Horizonte 1Al paisaje lo podemos considerar minimamente como una extensión que es mirada en la cual intervienen tres tipos de elementos: abióticos, bióticos y antrópicos. Los problemas de esta concepción son: que da por sentado el cambio y transformación del paisaje por el simple hecho de la presencia humana; como si ésta fuera inevitable, como si hubiera perdido el color por sí mismo, el paisaje que acompaña este párrafo. Y, de manera simultánea, crea una distancia amplia, aumenta la de por sí existente entre quien mira y lo mirado. Quizá lo rescatable sea sólo la idea de cambio constante.
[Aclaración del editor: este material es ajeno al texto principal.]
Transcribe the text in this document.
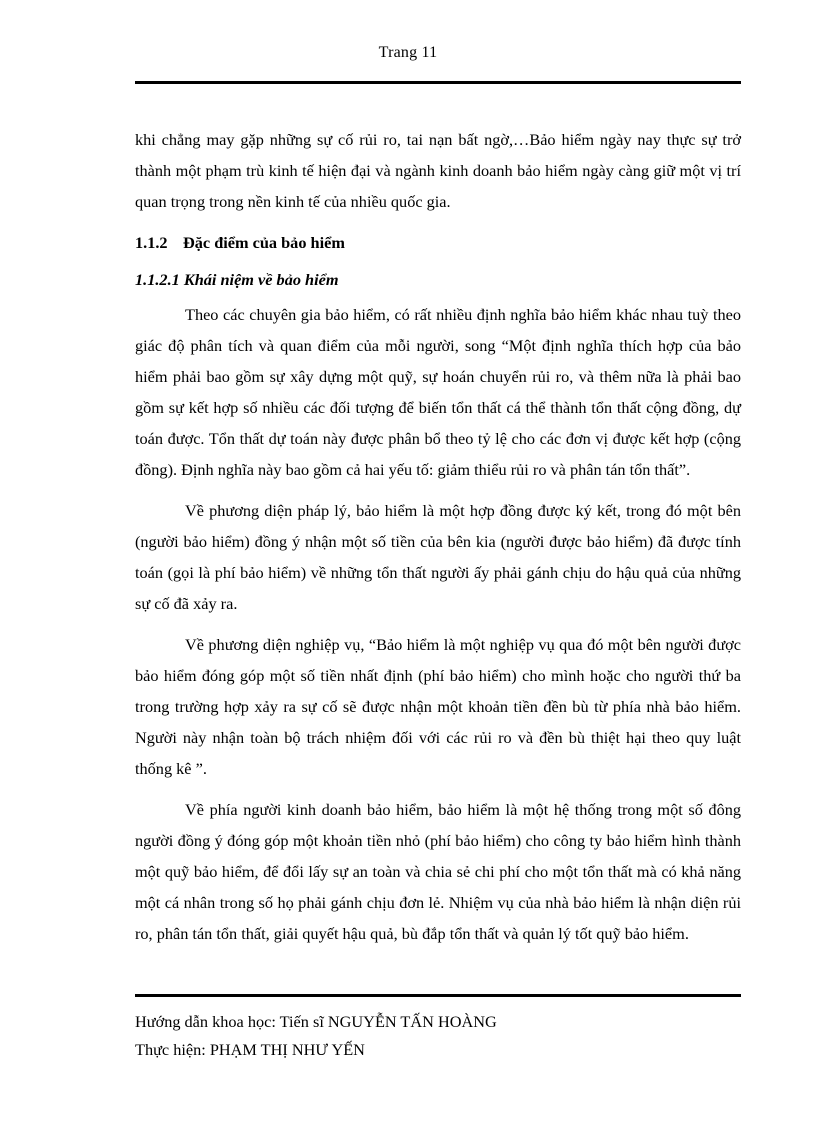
Trang 11

khi chẳng may gặp những sự cố rủi ro, tai nạn bất ngờ,…Bảo hiểm ngày nay thực sự trở thành một phạm trù kinh tế hiện đại và ngành kinh doanh bảo hiểm ngày càng giữ một vị trí quan trọng trong nền kinh tế của nhiều quốc gia.

1.1.2 Đặc điểm của bảo hiểm
1.1.2.1 Khái niệm về bảo hiểm

Theo các chuyên gia bảo hiểm, có rất nhiều định nghĩa bảo hiểm khác nhau tuỳ theo giác độ phân tích và quan điểm của mỗi người, song “Một định nghĩa thích hợp của bảo hiểm phải bao gồm sự xây dựng một quỹ, sự hoán chuyển rủi ro, và thêm nữa là phải bao gồm sự kết hợp số nhiều các đối tượng để biến tổn thất cá thể thành tổn thất cộng đồng, dự toán được. Tổn thất dự toán này được phân bổ theo tỷ lệ cho các đơn vị được kết hợp (cộng đồng). Định nghĩa này bao gồm cả hai yếu tố: giảm thiểu rủi ro và phân tán tổn thất”.

Về phương diện pháp lý, bảo hiểm là một hợp đồng được ký kết, trong đó một bên (người bảo hiểm) đồng ý nhận một số tiền của bên kia (người được bảo hiểm) đã được tính toán (gọi là phí bảo hiểm) về những tổn thất người ấy phải gánh chịu do hậu quả của những sự cố đã xảy ra.

Về phương diện nghiệp vụ, “Bảo hiểm là một nghiệp vụ qua đó một bên người được bảo hiểm đóng góp một số tiền nhất định (phí bảo hiểm) cho mình hoặc cho người thứ ba trong trường hợp xảy ra sự cố sẽ được nhận một khoản tiền đền bù từ phía nhà bảo hiểm. Người này nhận toàn bộ trách nhiệm đối với các rủi ro và đền bù thiệt hại theo quy luật thống kê ”.

Về phía người kinh doanh bảo hiểm, bảo hiểm là một hệ thống trong một số đông người đồng ý đóng góp một khoản tiền nhỏ (phí bảo hiểm) cho công ty bảo hiểm hình thành một quỹ bảo hiểm, để đổi lấy sự an toàn và chia sẻ chi phí cho một tổn thất mà có khả năng một cá nhân trong số họ phải gánh chịu đơn lẻ. Nhiệm vụ của nhà bảo hiểm là nhận diện rủi ro, phân tán tổn thất, giải quyết hậu quả, bù đắp tổn thất và quản lý tốt quỹ bảo hiểm.

Hướng dẫn khoa học: Tiến sĩ NGUYỄN TẤN HOÀNG
Thực hiện: PHẠM THỊ NHƯ YẾN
Paisaje dibujado con carboncillo por el Doctor Átl

Paisaje dibujado con carboncillo por el Doctor Átl

El Doctor Átl le dedicó lo mejor de su genio pictórico al paisaje, y así, junto a José María Velasco y Joaquín Clausell, se considera de lo más destacado en la paisajística mexicana. Él escribió un interesante  texto titulado El Paisaje, un ensayo. En él expone su teoría: el paisaje es producto de una evolución en la sensibilidad humana, en su propuesta, desde los tiempos de las pinturas rupestres hasta hoy no ha existido conflicto alguno con las representaciones zoomórficas y humanas, pero el paisaje apenas si aparece en contadas ocasiones si se excluye la pintura china y japonesa. En la concepción del Doctor Átl, el paisaje y su cultivo es la suma del humanismo, de la unión con la tierra, de nuestro lugar en el Mundo, y su exposición Dr. Átl: Obras maestras, en el Centro Cultural Universitario de Tlatelolco, es una prueba de ello… Quizá, desde el coraSón de Ciudád Mostro, no hubiera apreciado la amplitud, la maravilla óptica de la perspectiva curvilínea de Luis G. Serrano, la usada por Átl:

Aeropaisaje del Doctor Átl

Aeropaisaje del Doctor Átl

“La perspectiva curvilínea es una representación esférica de la naturaleza sobre una superficie plana derivada de la impresión circular de nuestros sentidos.”

Pd. Si no has ido a la exposición, ¡córrele porque está de pelos!